Ad illustrare l’universo Terrepadane provvede Antonino Passalacqua, Direttore delle Operazioni, che sottolinea come la strategia della cooperativa si muova nel pieno rispetto dell’ambiente e con assoluta garanzia di sicurezza alimentare per la societa’.
<Tra i servizi che si inseriscono in una logica di sviluppo sostenibile – chiarisce Passalacqua – va menzionato sicuramente il Quaderno di campagna, al quale è dedicato un gruppo di lavoro specifico e che rappresenta un esempio concreto di come un’attività che nasce come adempimento burocratico, possa diventare un’opportunità di successo per l’Azienda agricola. Altri esempi sono costituiti dalla gestione dell’acqua – particolarmente per il pomodoro – e dallo sforzo nel supportare la fertilità dei suoli>.
Entrando più specificatamente nel comparto pomodoro è il water management uno degli ambiti – non l’unico – in cui Terrepadane ha maturato l’esperienza peculiare: <La nostra cooperativa – afferma ancora Passalacqua – è leader da oltre 30 anni nell’irrigazione a goccia e nella fertirrigazione. In questo settore le tecnologie d’avanguardia sono rappresentate da automazione dell’irrigazione, mentre più in generale viene proposta anche la subirrigazione: in tutti i casi si tratta di sistemi gestiti da un accurato servizio di assistenza tecnica per assicurare le migliori perfomance su una gamma sempre più ampia di colture>.
Tra le tecnologie d’avanguardia proposte da Terrepadane, la tecnica N-Drip (start up israeliana) che sfrutta la gravità.
<Si tratta – continua il Direttore delle Operazioni – di un sistema testato sulla coltura del mais, che funziona senza pompa, né filtro, eliminando il consumo di gasolio, con notevoli vantaggi in termini di sfruttamento della risorsa idrica, di sostenibilità ambientale e di minore impatto sui costi di gestione>.

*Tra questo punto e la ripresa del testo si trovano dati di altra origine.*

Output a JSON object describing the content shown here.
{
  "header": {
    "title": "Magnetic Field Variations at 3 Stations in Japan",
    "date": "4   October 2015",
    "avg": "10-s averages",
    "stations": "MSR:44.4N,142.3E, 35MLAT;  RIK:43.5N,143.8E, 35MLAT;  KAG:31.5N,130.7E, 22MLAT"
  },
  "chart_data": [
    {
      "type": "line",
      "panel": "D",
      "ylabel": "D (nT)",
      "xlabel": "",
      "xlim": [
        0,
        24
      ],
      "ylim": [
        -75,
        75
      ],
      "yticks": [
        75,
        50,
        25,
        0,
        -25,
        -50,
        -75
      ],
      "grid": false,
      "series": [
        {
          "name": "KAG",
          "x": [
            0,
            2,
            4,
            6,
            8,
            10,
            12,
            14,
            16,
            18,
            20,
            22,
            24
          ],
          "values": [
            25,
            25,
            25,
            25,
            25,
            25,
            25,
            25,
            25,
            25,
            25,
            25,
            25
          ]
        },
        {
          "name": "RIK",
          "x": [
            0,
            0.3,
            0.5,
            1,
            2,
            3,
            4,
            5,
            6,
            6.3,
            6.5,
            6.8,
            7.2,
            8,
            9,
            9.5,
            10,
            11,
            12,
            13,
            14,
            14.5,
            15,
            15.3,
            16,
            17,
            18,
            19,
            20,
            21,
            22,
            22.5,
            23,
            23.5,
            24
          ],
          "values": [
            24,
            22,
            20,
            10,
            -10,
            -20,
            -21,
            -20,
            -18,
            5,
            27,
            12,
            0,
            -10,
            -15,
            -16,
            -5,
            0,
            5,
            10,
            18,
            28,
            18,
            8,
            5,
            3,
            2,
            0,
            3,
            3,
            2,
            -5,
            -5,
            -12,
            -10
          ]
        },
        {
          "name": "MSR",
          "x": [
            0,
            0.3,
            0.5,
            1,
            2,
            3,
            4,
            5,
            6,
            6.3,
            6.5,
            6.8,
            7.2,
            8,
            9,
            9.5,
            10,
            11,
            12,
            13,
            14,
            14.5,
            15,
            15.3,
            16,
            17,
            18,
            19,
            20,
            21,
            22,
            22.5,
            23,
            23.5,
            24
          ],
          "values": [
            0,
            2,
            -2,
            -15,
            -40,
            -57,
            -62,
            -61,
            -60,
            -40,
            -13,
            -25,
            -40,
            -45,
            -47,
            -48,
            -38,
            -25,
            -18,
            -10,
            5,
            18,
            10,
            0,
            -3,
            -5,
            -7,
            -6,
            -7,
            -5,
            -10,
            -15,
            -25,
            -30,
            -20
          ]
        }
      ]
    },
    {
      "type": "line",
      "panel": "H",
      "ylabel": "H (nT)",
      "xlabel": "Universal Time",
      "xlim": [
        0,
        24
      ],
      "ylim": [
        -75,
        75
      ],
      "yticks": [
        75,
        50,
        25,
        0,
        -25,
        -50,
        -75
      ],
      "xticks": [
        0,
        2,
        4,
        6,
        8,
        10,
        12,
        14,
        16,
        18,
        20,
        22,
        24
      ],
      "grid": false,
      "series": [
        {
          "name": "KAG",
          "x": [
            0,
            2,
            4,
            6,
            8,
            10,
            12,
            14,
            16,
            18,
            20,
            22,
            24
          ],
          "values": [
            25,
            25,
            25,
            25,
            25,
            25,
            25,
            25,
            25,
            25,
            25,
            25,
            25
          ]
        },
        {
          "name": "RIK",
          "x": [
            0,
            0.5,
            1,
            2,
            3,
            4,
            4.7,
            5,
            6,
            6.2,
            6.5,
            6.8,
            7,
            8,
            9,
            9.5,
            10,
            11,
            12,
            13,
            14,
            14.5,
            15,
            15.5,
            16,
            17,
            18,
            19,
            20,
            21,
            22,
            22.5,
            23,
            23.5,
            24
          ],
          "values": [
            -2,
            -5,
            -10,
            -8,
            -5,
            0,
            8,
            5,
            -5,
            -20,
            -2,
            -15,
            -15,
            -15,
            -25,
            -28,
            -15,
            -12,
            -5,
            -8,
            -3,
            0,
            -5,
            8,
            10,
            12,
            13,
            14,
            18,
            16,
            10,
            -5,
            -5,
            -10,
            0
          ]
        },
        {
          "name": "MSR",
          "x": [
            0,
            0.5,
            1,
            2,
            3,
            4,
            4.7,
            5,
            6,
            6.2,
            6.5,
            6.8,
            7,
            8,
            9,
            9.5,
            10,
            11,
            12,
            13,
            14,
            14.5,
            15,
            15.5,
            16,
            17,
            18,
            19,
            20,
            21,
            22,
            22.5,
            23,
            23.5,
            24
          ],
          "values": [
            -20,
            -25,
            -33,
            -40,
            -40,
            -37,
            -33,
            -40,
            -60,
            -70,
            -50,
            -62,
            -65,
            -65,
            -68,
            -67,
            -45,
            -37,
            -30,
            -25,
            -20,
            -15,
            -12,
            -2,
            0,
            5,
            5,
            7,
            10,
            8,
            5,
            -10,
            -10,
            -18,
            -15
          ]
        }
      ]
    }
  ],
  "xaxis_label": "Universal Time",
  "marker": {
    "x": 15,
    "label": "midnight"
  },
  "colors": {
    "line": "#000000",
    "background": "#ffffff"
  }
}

In questo quadro si inserisce l’impegno rispetto alla “vicenda” del Metribuzin che è stato, come è noto, oggetto di revoca sulla coltura del pomodoro: una scelta che avrebbe portato ad una situazione molto difficile, senza alternative per il diserbo di pre e post trapianto. <In questo contesto, – aggiunge Passalacqua – ci siamo attivati per mettere a punto un gruppo di lavoro (composto da tutti gli attori della filiera) che ha elaborato un documento congiunto a sostegno dell’uso eccezionale di Metribuzin, ottenendo una valutazione positiva da parte del Ministero della salute. Ora auspichiamo i prossimi step che sono la redazione del decreto di uso eccezionale da parte del Ministero della salute e quindi l’avvio dell’etichettatura e della distribuzione logistica del formulato>.